DOCU_CADIZLa Consejería de Medio Ambiente y el Consistorio de Puerto Real conocen el proyecto para ubicar en los terrenos una planta de reciclaje industrial

La empresa que puja por los terrenos de la antigua factoría de Delphi, en el polígono del Trocadero, en Puerto Real, prevé la creación de un centenar de puestos de trabajo con la apertura de una planta para el reciclaje y tratamiento de residuos industriales. Este proyecto, avanzado ayer por LA VOZ, se lleva a cabo con absoluta discreción por parte de un ingeniero y dos antiguos mandos de la fábrica de Delphi. Los tres se han encargado de mediar para devolver la actividad a las viejas instalaciones. Tanto la Dirección General de Medio Ambiente de la Junta de Andalucía como el Ayuntamiento de Puerto Real están al corriente de esta nueva iniciativa empresarial.

Los gestores han solicitado a la administración concursal el alquiler de una planta

No obstante, la aprobación inicial de esta operación pasa por la administración concursal, encargada de gestionar los intereses de los acreedores de Delphi. Este periódico ha podido saber que los administradores concursales y los responsables de la inversión están buscando la fórmula para ocupar los terrenos. Todo apunta a que el modelo a seguir será un contrato de arrendamiento de una las tres factorías de Delphi. Concretamente de la denominada ‘utilites’. Esta nave funcionó en su momento como planta de tratamiento industrial y cuenta con un potente transformador de energía que abastece al complejo.

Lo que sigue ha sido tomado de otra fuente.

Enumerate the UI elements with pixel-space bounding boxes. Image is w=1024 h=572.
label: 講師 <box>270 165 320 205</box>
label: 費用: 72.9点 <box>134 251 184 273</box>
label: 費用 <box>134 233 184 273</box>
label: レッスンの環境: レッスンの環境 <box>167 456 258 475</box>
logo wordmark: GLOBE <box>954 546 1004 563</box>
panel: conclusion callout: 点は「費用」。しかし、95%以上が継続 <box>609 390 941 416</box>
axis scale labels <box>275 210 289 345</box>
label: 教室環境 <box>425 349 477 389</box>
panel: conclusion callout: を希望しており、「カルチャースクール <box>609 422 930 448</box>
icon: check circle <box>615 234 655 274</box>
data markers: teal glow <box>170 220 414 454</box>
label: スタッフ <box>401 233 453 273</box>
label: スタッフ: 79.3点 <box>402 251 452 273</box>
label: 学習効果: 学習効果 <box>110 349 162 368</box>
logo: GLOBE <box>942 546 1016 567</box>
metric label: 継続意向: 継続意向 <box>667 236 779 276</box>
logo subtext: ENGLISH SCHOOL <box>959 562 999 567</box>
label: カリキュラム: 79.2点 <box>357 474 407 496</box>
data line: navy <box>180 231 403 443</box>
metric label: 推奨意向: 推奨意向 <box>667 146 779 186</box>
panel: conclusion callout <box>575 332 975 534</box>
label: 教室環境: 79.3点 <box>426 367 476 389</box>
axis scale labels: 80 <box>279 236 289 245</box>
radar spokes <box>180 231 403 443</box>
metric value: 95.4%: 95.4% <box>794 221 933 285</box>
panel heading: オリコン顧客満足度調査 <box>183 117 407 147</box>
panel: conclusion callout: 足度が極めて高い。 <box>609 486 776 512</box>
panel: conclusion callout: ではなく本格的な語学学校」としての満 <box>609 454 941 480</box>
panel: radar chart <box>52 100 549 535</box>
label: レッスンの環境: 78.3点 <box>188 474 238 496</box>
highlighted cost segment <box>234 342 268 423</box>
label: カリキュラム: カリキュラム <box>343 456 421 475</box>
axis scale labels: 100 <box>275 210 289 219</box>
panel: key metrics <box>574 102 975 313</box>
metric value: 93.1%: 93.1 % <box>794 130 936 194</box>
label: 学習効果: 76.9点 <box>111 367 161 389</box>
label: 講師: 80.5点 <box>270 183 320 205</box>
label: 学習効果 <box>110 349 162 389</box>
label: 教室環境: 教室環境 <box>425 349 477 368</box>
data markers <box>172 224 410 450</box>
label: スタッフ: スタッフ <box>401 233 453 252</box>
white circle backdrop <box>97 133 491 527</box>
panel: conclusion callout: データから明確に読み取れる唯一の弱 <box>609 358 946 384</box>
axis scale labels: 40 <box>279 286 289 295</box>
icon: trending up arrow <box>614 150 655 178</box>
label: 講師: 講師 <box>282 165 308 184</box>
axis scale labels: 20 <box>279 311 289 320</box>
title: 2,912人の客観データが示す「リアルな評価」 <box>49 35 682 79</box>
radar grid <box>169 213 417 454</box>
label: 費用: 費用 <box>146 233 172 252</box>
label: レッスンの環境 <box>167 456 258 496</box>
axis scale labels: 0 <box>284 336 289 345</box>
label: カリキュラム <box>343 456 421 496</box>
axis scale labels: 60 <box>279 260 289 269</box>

La inversión en Delphi ha sido una sorpresa mayúscula para el colectivo de extrabajadores, ya que muchos de ellos no tenían conocimiento de esta maniobra. En este sentido han destacado que no piensan desaprovechar la segunda oportunidad que se abre para reflotar la factoría. No hay que olvidar que en septiembre de 2012, el grupo asiático de capital norteamericano BWI intentó implantarse en los terrenos para montar una línea de producción de componentes para el automóvil. La Junta se encargó entonces de pilotar esta inversión. Sin embargo, las condiciones de los asiáticos eran leoninas. Pretendían pagar nóminas por debajo del salario mínimo interprofesional y en caso de que fueran superiores, la Junta se encargaría de asumir la diferencia. Esta opción fue rechazada. Pero la negociación se rompió en noviembre de 2012 cuando se abordó la ocupación del suelo y se toparon con una maraña burocrática, ya que el suelo está sujeto a un proceso concursal. Se espera ahora que no se repitan los mismos errores.